I was on good terms with most of my classmates, and I was never the class leper (sadly, there was always at least one). Attending small schools meant that most everybody shared the same experiences and environment, not to mention that it wasn't difficult to figure out everybody's name. Graduating meant the tight-knit community of familiar faces was disbanding. It hurt, a lot, to lose that every four years.
So those must have been pretty good days for me, modulo graduations, right?

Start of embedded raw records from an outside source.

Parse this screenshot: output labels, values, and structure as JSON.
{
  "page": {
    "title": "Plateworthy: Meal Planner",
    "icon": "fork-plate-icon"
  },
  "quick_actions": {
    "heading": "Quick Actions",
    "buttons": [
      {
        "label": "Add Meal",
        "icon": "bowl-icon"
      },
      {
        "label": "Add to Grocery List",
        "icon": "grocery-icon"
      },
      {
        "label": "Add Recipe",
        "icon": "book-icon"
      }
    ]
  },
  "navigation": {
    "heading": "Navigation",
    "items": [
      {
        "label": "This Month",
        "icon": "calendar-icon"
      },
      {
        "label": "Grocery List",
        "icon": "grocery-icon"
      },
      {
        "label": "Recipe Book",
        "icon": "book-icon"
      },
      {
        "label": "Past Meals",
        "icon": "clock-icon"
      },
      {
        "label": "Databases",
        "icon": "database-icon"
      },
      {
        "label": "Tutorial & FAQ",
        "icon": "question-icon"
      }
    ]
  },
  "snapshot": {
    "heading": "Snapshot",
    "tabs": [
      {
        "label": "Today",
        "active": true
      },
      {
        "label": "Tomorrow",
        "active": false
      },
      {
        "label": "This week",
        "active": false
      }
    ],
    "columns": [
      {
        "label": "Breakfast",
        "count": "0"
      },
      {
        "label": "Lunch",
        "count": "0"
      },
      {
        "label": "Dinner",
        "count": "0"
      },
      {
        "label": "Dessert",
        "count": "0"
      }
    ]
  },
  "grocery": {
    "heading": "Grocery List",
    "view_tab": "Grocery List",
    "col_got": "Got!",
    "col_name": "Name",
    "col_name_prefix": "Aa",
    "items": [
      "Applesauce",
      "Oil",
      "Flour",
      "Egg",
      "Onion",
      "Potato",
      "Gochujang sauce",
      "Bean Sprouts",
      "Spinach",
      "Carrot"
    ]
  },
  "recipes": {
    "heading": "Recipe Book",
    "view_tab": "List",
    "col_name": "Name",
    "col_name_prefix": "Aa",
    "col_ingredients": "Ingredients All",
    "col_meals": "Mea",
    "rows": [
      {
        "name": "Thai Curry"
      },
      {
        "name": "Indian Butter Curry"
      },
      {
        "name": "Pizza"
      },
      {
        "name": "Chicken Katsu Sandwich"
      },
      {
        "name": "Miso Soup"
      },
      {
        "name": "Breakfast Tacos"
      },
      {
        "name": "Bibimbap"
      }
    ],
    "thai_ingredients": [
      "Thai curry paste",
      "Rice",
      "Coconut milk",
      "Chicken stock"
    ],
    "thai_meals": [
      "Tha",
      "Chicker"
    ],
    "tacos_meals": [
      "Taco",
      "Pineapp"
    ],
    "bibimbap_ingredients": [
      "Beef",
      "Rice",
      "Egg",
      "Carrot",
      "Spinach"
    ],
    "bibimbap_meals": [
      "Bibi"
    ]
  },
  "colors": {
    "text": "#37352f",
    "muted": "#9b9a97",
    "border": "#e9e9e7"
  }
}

When I think back on those days, I remember my incredible discomfort in my own skin. I was a hopeless outsider who through luck and a gift for mimicry had figured out how to ape everyone else just well enough to pass for a normal person. But like a singer who masters a foreign-language song phonetically but grasps not a whit of its meaning, I lived in dread that I'd stumble. Every day was a nerve-racking, exhausting performance, and like any actor I both dreaded and longed to hear what the critics -- my classmates -- thought. The reviews weren't verbal so much as behavioral: were people still looking me in the eye? Did they sidle away as I approached? Did I hear about next weekend's party?
It was a colossal waste of effort, but I didn't know any better. Besides, rampaging hormones generated a surfeit of nervous energy that had to find an outlet.
Why, then, was graduation painful? For the same reasons a lot of people take comfort in less than perfect situations: a preference for the familiar, and an accompanying fear of the unknown. Besides, even for me, school wasn't completely horrible. I made a few genuine friends. Academically, I did well enough. And thankfully, my social skills improved, however slowly and painfully.
Still, I'd never go back to that time.
Even if I didn't feel so ambivalent about those days, a reunion wouldn't be that compelling. I'm not the same person I was then, and neither is any of my former classmates. A reunion plays on picking up old threads, but they're not attached any more. Not to me, anyway.
Those enthused about reunions say that we're all curious about our old classmates: who got married to whom, who exceeded expectations, who took an unexpected path. Sometimes this is phrased more sardonically: "Don't you want to see who got fat and old?"
Looking back, I realize that what I enjoyed with most of my classmates was what a mature person would call "cordial relations", not friendship. I didn't know the difference back then. Perhaps for me, there was no difference. But that's neither here nor there. The point is, what I had back then simply isn't a strong enough inducement to revisit those times. I know now that we simply weren't that close.
I have nothing against you, my former classmates. I'm just not that curious about you. I doubt you're that curious about me, either. (You're not missing much if you are.) We're practically strangers.
So enjoy yourselves when you gather. Just don't expect me to join you.